I've adjusted these instructions.

smeenai added inline comments.Jan 14 2019, 1:43 PM
llvm/docs/GettingStarted.rst
65

It automatically sets up a two-stage build where the selected runtimes (it supports all of libc++, libunwind, compiler-rt, etc.) are built using the just-built clang instead of the host compiler. That's supposedly The Right Thing™ to do for building the runtimes, which is why I was thinking about promoting it, but it's probably not needed here.

jlebar accepted this revision.Jan 14 2019, 1:43 PM
jlebar added a subscriber: tra.
jlebar added inline comments.
llvm/docs/GettingStarted.rst
582

I have no idea how to print a list from cmake. Is that even possible?

Heh, no idea either. /me summons @tra, he has suffered through more than his fair share of cmake.

This revision is now accepted and ready to land.Jan 14 2019, 1:43 PM
smeenai added inline comments.Jan 14 2019, 1:45 PM
llvm/docs/GettingStarted.rst
65

The typo is still there, I think ... semicolor -> semicolon

jyknight marked an inline comment as done.Jan 14 2019, 2:29 PM

Thanks all! Going ahead and committing this now; if there's further changes requested, I'll do followup commits.

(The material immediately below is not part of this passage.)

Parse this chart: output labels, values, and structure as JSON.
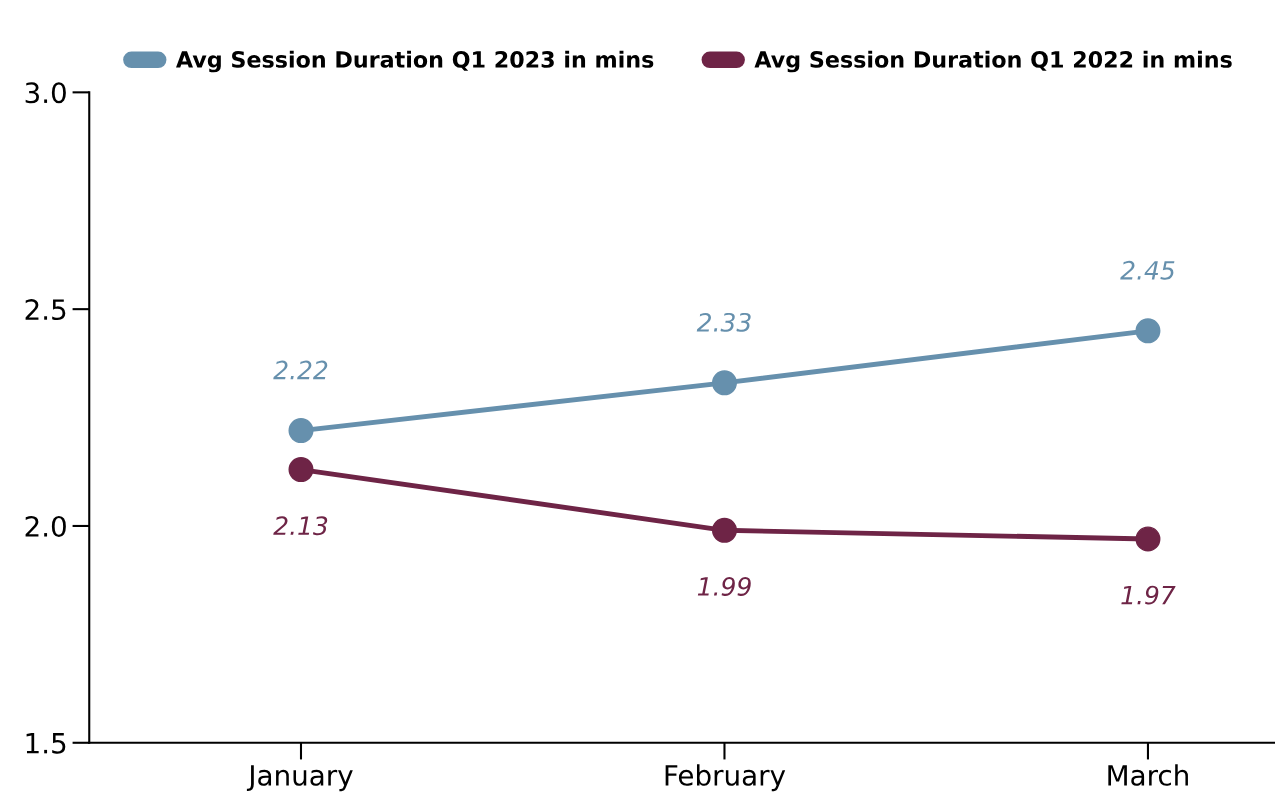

llvm/docs/GettingStarted.rst
65

Oops, missed that half of the comment, now fixed.

This revision was automatically updated to reflect the committed changes.
tra added inline comments.Jan 14 2019, 3:05 PM
llvm/docs/GettingStarted.rst
582

AFAICT, there's no explicitly defined canonical list of projects. Judging by the llvm/CMakeLists.txt it appears that a project must be a top-level repo directory :
https://github.com/llvm-mirror/llvm/blob/master/CMakeLists.txt#L113

I'm not sure if all top level directories are projects, though.